Tulsa shooting highlights vulnerability of hospitals
By MICHAEL TARM and DON BABWIN
Associated Press
Hospitals, like schools, are not typically designed to guard against the threat of a determined gunman entering the building to take lives.
The vulnerability of health care facilities was highlighted by a shooter who killed four people and then himself Wednesday at a hospital in Tulsa, Oklahoma. The assailant got inside a building on the Saint Francis Hospital campus with little trouble, just hours after buying an AR-style rifle, authorities said.
Here’s a look at what’s known about security at the Tulsa facility and other American hospitals:
DID THE GUNMAN HAVE TO PASS THROUGH SECURITY?
No, the 45-year-old man identified as the shooter, Michael Louis, of Muskogee, Oklahoma, parked his car in an adjoining garage, then went through unlocked doors into the medical building, authorities said.
“It is an entry that is open to the public,” Tulsa Police Chief Wendell Franklin told reporters Thursday. “He was able to walk in without any type of challenge.”
It was a short walk from that entrance to the office area where Louis fatally shot his primary target, Dr. Preston Phillips. Police said Phillips recently performed surgery on Louis and that Louis blamed the doctor for chronic pain he still suffered.
Once Louis got in, “he began firing at anyone who was in his way,” Franklin said. At least one person holding a door open for others to escape was killed.
COULD BETTER SECURITY HAVE STOPPED THE SHOOTER?
The president and CEO of Saint Francis Health System said nothing can stop somebody with guns “hellbent on causing harm.”
Dr. Cliff Robertson did not provide details about hospital security. He said the facility has procedures to deal with “difficult, unhappy patients,” though he did not elaborate.
Hospital officials planned to review their security procedures in the days ahead. There “will be a thousand questions” to answer regarding the shooting, Robertson said.
From official accounts, the reaction time of officers could not have been much better. Wendell said officers responded to the shooting within minutes and that the shooter apparently killed himself as police approached.
IS IT STANDARD FOR HOSPITALS TO LEAVE SOME ENTRYWAYS OPEN?
Yes, because some urgent medical situations require patients to be moved quickly. But some hospitals, especially ones that have dealt with violence on their grounds, have upgraded security in recent years.
Mercy Hospital in Chicago beefed up security after a 2019 attack in which a man fatally shot an attending physician who was his ex-fiance in the parking lot. He then entered the hospital, where he shot and killed a pharmacy resident and a police officer before he was fatally shot himself.
Now security officers are stationed at every entrance, and the hospital has a system that electronically notifies employees of any armed intruders.
HOW COMMON ARE SHOOTINGS AT HOSPITALS?
From 2000 to 2011, there were 154 hospital-related shootings, according to a 2017 guide from the International Association of Emergency Medical Services Chiefs that cited the Annals of Emergency Medicine.

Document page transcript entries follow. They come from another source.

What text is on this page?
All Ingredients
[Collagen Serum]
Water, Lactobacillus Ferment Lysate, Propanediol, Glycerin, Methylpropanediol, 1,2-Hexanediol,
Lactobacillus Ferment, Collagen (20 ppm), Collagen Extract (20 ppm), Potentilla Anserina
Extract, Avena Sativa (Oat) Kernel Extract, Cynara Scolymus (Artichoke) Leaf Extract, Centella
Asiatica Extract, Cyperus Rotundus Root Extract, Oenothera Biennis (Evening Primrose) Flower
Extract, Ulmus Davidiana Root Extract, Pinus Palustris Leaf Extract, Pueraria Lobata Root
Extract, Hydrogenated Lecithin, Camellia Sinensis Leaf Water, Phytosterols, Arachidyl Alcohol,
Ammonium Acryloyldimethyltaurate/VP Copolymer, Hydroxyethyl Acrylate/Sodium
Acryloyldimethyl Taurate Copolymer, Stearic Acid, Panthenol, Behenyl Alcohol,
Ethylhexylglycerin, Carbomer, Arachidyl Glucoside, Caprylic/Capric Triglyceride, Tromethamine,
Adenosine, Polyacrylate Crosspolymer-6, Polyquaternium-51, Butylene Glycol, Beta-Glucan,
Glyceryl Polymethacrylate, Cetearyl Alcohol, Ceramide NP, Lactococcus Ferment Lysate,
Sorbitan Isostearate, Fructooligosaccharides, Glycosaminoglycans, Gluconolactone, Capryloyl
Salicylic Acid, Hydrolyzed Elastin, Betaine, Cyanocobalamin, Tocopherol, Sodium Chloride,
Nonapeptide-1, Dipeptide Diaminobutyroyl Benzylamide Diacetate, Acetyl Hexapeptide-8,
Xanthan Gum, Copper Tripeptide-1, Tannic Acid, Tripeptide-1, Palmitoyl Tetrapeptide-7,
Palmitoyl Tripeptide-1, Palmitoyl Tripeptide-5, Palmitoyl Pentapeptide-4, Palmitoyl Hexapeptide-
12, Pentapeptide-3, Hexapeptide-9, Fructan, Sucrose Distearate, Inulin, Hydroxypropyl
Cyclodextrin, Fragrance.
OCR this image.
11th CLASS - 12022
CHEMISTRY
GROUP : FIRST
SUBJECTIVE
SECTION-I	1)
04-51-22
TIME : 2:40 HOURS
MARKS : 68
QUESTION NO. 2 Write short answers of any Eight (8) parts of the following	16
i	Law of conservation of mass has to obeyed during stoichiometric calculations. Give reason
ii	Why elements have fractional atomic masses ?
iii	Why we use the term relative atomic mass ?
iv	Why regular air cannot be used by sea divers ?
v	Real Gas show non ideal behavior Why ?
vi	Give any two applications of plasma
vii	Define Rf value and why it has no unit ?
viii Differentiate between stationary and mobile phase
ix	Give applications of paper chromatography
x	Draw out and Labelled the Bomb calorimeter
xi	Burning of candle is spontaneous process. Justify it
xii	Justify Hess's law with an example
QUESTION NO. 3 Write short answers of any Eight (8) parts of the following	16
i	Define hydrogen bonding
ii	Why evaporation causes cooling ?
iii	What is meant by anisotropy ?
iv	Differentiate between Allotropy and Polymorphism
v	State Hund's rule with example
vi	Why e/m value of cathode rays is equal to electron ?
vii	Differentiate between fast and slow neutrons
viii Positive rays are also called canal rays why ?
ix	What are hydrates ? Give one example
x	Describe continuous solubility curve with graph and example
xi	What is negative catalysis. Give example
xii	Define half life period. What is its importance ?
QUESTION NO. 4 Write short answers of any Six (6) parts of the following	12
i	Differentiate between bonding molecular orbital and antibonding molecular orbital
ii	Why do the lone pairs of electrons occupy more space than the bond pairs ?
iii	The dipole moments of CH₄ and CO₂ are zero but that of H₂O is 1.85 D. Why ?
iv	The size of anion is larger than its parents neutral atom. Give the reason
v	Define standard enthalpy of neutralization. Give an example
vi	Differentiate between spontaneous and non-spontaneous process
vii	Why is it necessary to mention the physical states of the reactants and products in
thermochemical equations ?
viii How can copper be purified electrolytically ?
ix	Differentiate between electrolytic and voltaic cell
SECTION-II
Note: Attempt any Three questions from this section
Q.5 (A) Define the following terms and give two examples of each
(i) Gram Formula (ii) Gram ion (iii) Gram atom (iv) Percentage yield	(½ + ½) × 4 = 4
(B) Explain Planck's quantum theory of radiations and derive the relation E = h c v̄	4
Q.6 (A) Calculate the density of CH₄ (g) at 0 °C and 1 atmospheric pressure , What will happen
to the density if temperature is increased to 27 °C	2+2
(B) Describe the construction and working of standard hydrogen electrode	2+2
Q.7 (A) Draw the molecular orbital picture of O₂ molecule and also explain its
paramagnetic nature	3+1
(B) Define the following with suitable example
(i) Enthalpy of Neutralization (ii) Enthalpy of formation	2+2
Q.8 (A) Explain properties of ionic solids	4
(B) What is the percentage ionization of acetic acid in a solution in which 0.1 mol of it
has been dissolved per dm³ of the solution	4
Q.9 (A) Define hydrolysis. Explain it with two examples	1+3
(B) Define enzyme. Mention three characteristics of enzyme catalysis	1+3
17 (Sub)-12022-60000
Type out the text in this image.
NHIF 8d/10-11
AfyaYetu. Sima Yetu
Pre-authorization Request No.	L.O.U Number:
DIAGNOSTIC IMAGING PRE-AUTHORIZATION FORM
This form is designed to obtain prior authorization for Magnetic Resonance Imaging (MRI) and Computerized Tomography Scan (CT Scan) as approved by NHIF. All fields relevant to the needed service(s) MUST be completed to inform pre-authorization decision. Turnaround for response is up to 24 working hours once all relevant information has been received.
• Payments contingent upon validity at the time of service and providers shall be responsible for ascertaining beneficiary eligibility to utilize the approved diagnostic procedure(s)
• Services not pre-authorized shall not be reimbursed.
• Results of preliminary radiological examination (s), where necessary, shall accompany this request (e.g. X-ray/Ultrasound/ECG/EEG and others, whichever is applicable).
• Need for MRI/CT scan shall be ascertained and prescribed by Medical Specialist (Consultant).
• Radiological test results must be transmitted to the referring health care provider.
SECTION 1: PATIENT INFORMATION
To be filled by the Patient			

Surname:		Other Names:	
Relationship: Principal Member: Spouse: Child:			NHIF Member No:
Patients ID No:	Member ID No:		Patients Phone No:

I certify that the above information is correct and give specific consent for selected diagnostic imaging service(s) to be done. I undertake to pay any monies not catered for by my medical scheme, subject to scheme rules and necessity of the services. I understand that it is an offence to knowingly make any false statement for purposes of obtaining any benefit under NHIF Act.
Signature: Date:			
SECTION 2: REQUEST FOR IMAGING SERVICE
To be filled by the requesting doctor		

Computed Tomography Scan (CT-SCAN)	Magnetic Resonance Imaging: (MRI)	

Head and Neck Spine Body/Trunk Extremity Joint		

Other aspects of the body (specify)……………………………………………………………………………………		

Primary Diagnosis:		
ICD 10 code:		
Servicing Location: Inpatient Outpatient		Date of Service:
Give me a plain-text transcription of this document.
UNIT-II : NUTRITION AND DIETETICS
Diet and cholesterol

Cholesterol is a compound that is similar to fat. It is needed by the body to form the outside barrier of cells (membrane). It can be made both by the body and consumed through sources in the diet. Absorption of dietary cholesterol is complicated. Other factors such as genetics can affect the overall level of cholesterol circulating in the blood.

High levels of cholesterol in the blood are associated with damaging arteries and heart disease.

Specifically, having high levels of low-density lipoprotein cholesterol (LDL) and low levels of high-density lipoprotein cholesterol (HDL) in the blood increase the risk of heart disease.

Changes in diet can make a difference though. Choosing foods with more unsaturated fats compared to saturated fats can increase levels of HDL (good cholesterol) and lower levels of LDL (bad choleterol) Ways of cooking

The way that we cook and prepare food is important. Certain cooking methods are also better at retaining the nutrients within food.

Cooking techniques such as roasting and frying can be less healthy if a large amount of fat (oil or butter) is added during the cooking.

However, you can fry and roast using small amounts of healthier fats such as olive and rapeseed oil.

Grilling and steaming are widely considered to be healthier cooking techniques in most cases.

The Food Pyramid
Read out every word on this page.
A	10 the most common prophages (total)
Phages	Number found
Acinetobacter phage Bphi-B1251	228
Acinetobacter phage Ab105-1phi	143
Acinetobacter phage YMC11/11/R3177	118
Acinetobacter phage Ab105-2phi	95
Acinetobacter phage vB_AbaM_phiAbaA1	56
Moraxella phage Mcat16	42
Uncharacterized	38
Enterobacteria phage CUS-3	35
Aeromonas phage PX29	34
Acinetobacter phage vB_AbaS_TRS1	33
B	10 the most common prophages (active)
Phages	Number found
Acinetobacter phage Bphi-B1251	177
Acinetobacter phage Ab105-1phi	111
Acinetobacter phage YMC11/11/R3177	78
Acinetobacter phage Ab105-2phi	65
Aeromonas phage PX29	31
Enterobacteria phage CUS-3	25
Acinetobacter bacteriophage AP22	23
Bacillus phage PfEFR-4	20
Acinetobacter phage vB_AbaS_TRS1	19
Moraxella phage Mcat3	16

Nearly 60 percent of those shootings were inside hospitals, and around 40 were outside on hospital grounds, the guide said.
The attacks resulted in 235 people wounded or killed, according to the guide, which also cited data from the Bureau of Labor Statistics that indicated violence is four times more likely in health care than in other industries.
WHAT ARE SOME UNIQUE CHALLENGES FOR HOSPITALS?
Some patients have limited mobility, and many staff members are obligated to stay with them in dangerous situations, sometimes making quick evacuations impossible.
Also, hospital buildings are often labyrinths, with many doors that lead to more doors. The Tulsa police chief said that was the case in the shooting on Wednesday, when the building’s vastness created echoes, which made it harder for officers and others inside to know precisely where the gunshots were coming from.
WHAT ELSE HAVE HOSPITALS DONE TO IMPROVE SECURITY?
Even before the 2019 shooting at Chicago Mercy, the hospital had begun training employees about what to do during an active gunman situation. That included instructions on retreating into rooms, locking doors and turning out lights.
Training sessions at the hospital that were held annually before the 2019 shooting are now held four times a year, said Paul Stewart, a spokesman for the hospital, which is now called Insight Hospital and Medical Center.
Out of concern about people entering with guns, some hospitals have also installed metal detectors. At Chicago’s UI Health, which is affiliated with the University of Illinois, metal detectors were installed in the emergency room, though not nearly as many as nurses and other health care workers asked for.
Nurses complain that patients entering with guns are far too common.
“They did that after someone brought in a semi-automatic weapon and was actually making a video on his phone about how he was going to kill nurses,” said Paul Pater, a nurse at the hospital.